Elle pensait aussi des fois à ses parents. Elle les voyait parfois en rêve. Qu'étaient-ils devenus ? Avaient-ils refait leur vie sans elle ? Avaient-ils fait un autre enfant ? Lilura avait désormais du mal à revoir leurs visages, mais elle savait qu'ils lui manquaient. Surtout son père. Lilura avait toujours cru qu'un jour, il viendrait la chercher. Elle y croyait toujours d'ailleurs.Le passé refit surface plus vite qu'elle ne le pensait quand Yisho en personne la convoqua dans son bureau. C'était un honneur rare pour un assassin. Le Premier Fratex voulait sûrement lui confier une mission de la plus haute importance. Une bonne occasion pour Lilura de se faire voir un peu plus. Vu ce qu'on disait sur elle, elle ne doutait pas de devenir Fratex dans quelques années à ce train là. Yisho l'accueillit avec son sourire de grand-père, mais Lilura ne se laissa pas avoir. Elle savait que le visage affable qu'affichait constamment cet homme n'était qu'un masque. Derrière se cachait le plus noir des cœurs.
- Ah, ma chère amie. Assieds-toi donc.
Lilura s'assit devant lui, sur ses gardes, tandis que Yisho la contempla longuement.

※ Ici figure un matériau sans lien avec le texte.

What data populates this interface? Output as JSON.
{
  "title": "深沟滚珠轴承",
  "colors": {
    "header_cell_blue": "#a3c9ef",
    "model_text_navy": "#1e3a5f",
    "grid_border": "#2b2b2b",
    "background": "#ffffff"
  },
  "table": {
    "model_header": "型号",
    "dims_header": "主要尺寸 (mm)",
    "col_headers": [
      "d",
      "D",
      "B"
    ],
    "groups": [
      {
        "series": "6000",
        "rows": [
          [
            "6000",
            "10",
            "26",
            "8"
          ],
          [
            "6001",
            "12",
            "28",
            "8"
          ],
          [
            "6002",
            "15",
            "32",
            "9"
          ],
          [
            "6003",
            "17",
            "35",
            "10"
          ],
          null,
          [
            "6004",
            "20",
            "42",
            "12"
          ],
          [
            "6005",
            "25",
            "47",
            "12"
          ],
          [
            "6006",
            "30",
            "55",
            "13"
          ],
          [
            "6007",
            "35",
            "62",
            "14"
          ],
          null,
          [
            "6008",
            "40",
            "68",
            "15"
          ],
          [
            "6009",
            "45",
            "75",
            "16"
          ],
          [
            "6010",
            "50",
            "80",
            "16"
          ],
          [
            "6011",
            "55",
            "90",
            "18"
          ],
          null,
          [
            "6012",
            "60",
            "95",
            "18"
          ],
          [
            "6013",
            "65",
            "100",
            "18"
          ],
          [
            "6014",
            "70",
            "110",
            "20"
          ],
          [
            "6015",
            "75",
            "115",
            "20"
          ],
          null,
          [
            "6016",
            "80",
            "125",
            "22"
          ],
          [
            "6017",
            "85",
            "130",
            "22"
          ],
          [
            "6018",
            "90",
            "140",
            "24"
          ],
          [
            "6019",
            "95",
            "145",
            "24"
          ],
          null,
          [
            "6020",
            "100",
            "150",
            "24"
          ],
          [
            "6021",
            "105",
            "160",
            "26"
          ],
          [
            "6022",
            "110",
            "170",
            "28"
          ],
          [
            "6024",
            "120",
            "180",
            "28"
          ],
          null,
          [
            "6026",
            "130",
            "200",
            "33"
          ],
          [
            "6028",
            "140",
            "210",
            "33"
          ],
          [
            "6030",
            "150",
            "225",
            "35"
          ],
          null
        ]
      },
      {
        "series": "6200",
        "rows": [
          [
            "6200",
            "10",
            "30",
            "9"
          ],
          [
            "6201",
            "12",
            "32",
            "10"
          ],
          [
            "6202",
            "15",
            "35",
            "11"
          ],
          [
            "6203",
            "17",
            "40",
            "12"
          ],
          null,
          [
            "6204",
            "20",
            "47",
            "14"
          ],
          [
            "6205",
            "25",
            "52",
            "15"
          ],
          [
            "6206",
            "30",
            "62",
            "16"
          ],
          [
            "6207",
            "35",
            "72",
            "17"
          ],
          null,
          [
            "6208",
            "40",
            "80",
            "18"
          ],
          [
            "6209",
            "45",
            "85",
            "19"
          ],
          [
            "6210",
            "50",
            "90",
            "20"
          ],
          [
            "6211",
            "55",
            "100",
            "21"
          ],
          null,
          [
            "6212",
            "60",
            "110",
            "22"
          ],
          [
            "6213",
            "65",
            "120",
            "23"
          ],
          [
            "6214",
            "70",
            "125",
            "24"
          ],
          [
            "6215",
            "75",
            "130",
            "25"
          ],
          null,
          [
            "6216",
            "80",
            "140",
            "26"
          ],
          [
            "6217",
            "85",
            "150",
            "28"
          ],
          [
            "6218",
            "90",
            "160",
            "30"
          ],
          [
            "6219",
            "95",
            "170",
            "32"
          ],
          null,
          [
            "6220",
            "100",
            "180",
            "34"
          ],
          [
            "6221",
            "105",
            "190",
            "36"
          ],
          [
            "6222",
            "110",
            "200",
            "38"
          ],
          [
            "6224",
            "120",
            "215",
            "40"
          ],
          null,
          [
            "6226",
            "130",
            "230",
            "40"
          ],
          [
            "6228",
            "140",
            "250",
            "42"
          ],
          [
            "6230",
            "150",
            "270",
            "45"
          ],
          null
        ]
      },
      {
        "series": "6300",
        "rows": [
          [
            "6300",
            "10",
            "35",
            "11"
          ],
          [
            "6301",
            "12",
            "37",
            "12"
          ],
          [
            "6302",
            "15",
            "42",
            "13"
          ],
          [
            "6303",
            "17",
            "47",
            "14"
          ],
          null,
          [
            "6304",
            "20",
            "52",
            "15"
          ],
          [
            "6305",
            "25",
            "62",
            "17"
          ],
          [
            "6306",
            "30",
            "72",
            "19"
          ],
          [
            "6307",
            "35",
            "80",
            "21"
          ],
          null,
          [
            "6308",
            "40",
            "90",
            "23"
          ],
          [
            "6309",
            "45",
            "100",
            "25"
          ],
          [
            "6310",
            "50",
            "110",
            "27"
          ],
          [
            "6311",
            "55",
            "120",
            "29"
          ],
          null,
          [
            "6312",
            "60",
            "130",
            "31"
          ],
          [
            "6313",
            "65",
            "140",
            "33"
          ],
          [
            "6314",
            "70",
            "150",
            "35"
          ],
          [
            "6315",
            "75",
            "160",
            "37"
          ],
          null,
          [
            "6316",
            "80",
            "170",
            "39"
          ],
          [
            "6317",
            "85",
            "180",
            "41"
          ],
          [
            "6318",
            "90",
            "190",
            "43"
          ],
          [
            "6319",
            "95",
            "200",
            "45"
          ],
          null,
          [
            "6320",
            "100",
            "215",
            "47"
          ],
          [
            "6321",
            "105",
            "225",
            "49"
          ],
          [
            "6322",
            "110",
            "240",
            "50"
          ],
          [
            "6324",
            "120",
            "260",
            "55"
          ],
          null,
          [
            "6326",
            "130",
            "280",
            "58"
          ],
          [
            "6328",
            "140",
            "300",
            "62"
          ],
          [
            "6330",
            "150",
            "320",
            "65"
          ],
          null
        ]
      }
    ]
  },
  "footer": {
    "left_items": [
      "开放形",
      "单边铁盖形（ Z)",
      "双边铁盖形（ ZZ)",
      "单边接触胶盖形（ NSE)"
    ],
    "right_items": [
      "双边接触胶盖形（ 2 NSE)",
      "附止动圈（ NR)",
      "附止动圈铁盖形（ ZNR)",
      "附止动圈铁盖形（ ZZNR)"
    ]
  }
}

- Eh bien, il s'en est passé du temps depuis la petite fille qui trainait dans la Toile de Safrania. Tu es devenue ce que tu étais destinée à être, Lilura. Une arme belle et mortelle pour notre seigneur Orohydrus.
- Je suis fière de le servir, répondit Lilura mécaniquement.
- Bien sûr. Et je vais te donner une autre occasion de le servir. Une mission qui, si tu la réussis, fera de toi une Elue parmi les Elus. Une mission qui, en temps normal, aurait exigé la présence d'au moins cinq assassins, mais je ne doute pas de tes capacités.
Lilura l'écouta attentivement.
- Comme tu le sais, le Cercle Rouge a une renommée mondiale, et est considéré, à juste titre, comme l'élite des assassins. Tout le monde nous craint, tout le monde nous respecte. Même le gouvernement n'ose pas s'en prendre à nous. Parce que nous sommes forts, mais aussi parce que nous détenons plusieurs secrets embarrassants pour eux. Bref, nous ne souffrons d'aucune concurrence. Toutefois...
Yisho lui fit un pauvre sourire avant de continuer.
- Eh bien, comme tu n'es pas sans le savoir, certains se servent de nos enseignements pour leur propre compte. La Shaters existe toujours, et s'est renforcée ces trois dernières années. Ils ont acquit une certaine réputation dans le milieu, et plusieurs contrats leur sont désormais offert alors qu'avant nous raflions tout. Nous avons fermé les yeux longtemps, car Dazen était des nôtres autrefois, mais maintenant ça ne peut plus durer. Nous devons envoyer un message à la Shaters. Leur rappeler que nous sommes les meilleurs, que nous sommes les maîtres.
Lilura déglutit difficilement.
- Vous voulez... que j'élimine Dazen ?
- Oh, non, par Orohydrus ! Ce serait t'envoyer à une mort certaine, en dépit de tous tes talents. Non, pas Dazen. Mais nous savons que la Shaters compte quatre membres en plus de lui. Un est un gamin qui commence juste à être formé, et deux viennent juste de survivre à... l'épreuve ultime des Shadow Hunters. Ils ne contrôlent donc pas encore parfaitement leur nouvelle force. En revanche, le dernier est dangereux. Il est le bras droit de Dazen, et contrôle parfaitement la force qu'il a acquit de lui. Tu le connais, je crois. C'est lui que tu dois éliminer. Tu comprends ?
Lilura ne comprenait que trop bien. Yisho voulait qu'elle tue Trefens.